Mas - que nem meu dente que morreu de cotovelada e ficou cinza - a vida é um decorador que não tá nem aí pro meu look. Em setembro eu sou uma pessoa que usa fitinha amarela.

Bora começar com a leveza de um elefante fantasiado de hipopótamo: meu maior medo na vida é morrer de mim.

Estatisticamente meu medo é plausível. De 30 a 70% dos suicídios envolvem pessoas diagnosticadas com depressão clínica. Não se sabe dizer o número de pessoas que chegaram lá por falta de diagnóstico. Há quem estime que até 90% dos suicídios estão ligados a doenças envolvendo a química cerebral.  

Eu escolho dizer que essas pessoas morreram da doença. A doença da qual a sociedade ainda faz piada. Doenças difíceis de tratar pois o cérebro é nosso órgão mais complexo e o povo ainda tá é tentando clonar orelha (eu precisava mostrar isso pra alguém).

Meu nome é Paula, e, além de ser o tipo de pessoa que não dá descarga quando faz xixi por motivos ecológicos e de preguiça, eu ando por aí com uma combinação dum negócio chamado Transtorno de Ansiedade Generalizada -  TAG - e Depressão Clínica Severa, que ninguém chama de DCS.

O rolê clássico na minha vida é que primeiro o cérebro liga em modo TAG sem dar aviso prévio. Um errinho químico diz pro meu cérebro que um leão está prestes a me jantar. Eu começo a suar frio e sentir tudo formigar ali no meu sofá. Dependendo da boa vontade do meu cérebro rola inflamação nas juntas e febre ao mesmo tempo.

A situação continua igual no parque vendo se esse negócio de jardim japonês funciona. E na yoga que você vai me indicar nos comments. Fica igual se eu tô pingando o floral que alguém disse pra tomar ao me olhar feio assinando a receita de tarja preta na farmácia.

Nessas fases eu planejo ir no zoológico enfiar a cabeça na boca de um leão pra ver se passa.  

Aí eu lembro que eu sou contra zoológicos.

Mas.... não é só isso!

Pelo preço de mais umas semanas ou meses assim, uma hora o disjuntor do cérebro cai exausto de ficar em alerta. E no escuro só sobra a lanterna da Depressão Clínica Severa.

Ela é vendida nos melhores lixões de Chernobyl com o filtro de 'nada importa' e 'eu sou um uso desnecessário de carbono’.  

A duração da pilha dessa lanterna é uma coisa tão eficiente que só pode ter sido desenvolvida pelos alemães. Afinal, o Indiana Jones me ensinou que é tudo culpa deles.

Se, por algum mistério da vida, você chegou nesse ponto do texto e não acredita que doença psiquiátrica é 'de verdade' que nem cancro e gangrena - eu queria muito colocar essas palavras em algum texto, vai nesse - eu não vim ao mundo pra ser seu Google.
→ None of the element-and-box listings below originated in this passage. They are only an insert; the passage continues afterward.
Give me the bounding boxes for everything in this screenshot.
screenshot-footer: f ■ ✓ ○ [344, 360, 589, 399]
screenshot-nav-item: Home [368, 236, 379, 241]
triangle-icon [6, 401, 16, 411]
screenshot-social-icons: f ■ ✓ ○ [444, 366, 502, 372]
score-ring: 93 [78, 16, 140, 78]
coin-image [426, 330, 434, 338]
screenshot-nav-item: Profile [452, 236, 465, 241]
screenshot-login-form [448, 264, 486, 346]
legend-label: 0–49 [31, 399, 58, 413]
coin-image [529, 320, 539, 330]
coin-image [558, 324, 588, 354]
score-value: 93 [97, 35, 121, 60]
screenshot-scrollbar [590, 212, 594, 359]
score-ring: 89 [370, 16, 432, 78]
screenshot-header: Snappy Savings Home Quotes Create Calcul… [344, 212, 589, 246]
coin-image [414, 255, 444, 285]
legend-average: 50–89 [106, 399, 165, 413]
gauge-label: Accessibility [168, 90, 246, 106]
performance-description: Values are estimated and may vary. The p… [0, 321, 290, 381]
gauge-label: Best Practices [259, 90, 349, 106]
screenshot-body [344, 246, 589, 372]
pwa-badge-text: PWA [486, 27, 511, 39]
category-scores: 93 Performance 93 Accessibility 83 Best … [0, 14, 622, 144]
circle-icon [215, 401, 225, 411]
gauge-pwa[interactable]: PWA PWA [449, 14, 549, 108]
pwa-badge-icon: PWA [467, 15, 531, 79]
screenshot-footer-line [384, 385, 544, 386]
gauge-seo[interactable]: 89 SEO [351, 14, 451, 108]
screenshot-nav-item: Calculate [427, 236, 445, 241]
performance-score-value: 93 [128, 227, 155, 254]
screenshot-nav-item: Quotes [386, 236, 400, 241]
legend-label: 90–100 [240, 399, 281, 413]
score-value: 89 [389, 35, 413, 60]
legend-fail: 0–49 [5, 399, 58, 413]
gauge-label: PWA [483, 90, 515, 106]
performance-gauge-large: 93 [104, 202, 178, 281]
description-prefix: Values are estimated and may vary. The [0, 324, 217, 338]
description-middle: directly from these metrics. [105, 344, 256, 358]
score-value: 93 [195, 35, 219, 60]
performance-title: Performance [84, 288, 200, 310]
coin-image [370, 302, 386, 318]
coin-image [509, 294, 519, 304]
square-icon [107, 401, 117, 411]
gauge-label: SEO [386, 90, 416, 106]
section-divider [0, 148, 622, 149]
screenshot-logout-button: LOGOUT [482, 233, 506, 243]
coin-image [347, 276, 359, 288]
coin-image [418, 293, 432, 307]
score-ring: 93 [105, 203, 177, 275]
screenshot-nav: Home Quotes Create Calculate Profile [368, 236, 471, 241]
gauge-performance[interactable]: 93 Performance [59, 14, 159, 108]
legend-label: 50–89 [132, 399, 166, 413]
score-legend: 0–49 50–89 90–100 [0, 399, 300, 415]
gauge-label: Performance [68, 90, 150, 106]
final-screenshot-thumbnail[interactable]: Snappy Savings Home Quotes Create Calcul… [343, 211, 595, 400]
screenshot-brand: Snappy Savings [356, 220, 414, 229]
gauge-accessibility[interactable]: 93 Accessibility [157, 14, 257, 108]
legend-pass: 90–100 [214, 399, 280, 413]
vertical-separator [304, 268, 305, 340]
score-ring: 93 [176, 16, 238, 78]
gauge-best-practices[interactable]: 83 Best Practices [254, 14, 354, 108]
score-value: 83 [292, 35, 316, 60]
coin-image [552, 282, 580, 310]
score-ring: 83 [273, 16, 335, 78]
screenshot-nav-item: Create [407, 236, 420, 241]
“Ciência+cérebro+psiquiatria” é uma digitação que eu te recomendo.

Se você não acredita em ciência ponto final eu desisto de você. Sério, facebook, textão, vai lá, o mundo é seu, abraça a vida amigo. Tem gente vivendo no centro da terra. Há um código secreto no Cinqüenta Tons de Cinza. Pôneis são sinais do Apocalipse.

Te desejo uma ótima vida mas, nossas jornadas se separam por aqui.

Se o leitor que chegou aqui acredita que se eu pensasse positivo tomando homeopatia e fazendo invertida tudo passava mas, mesmo assim, continuou uma coisa eu te garanto: você ama alguém com uma doença psiquiátrica.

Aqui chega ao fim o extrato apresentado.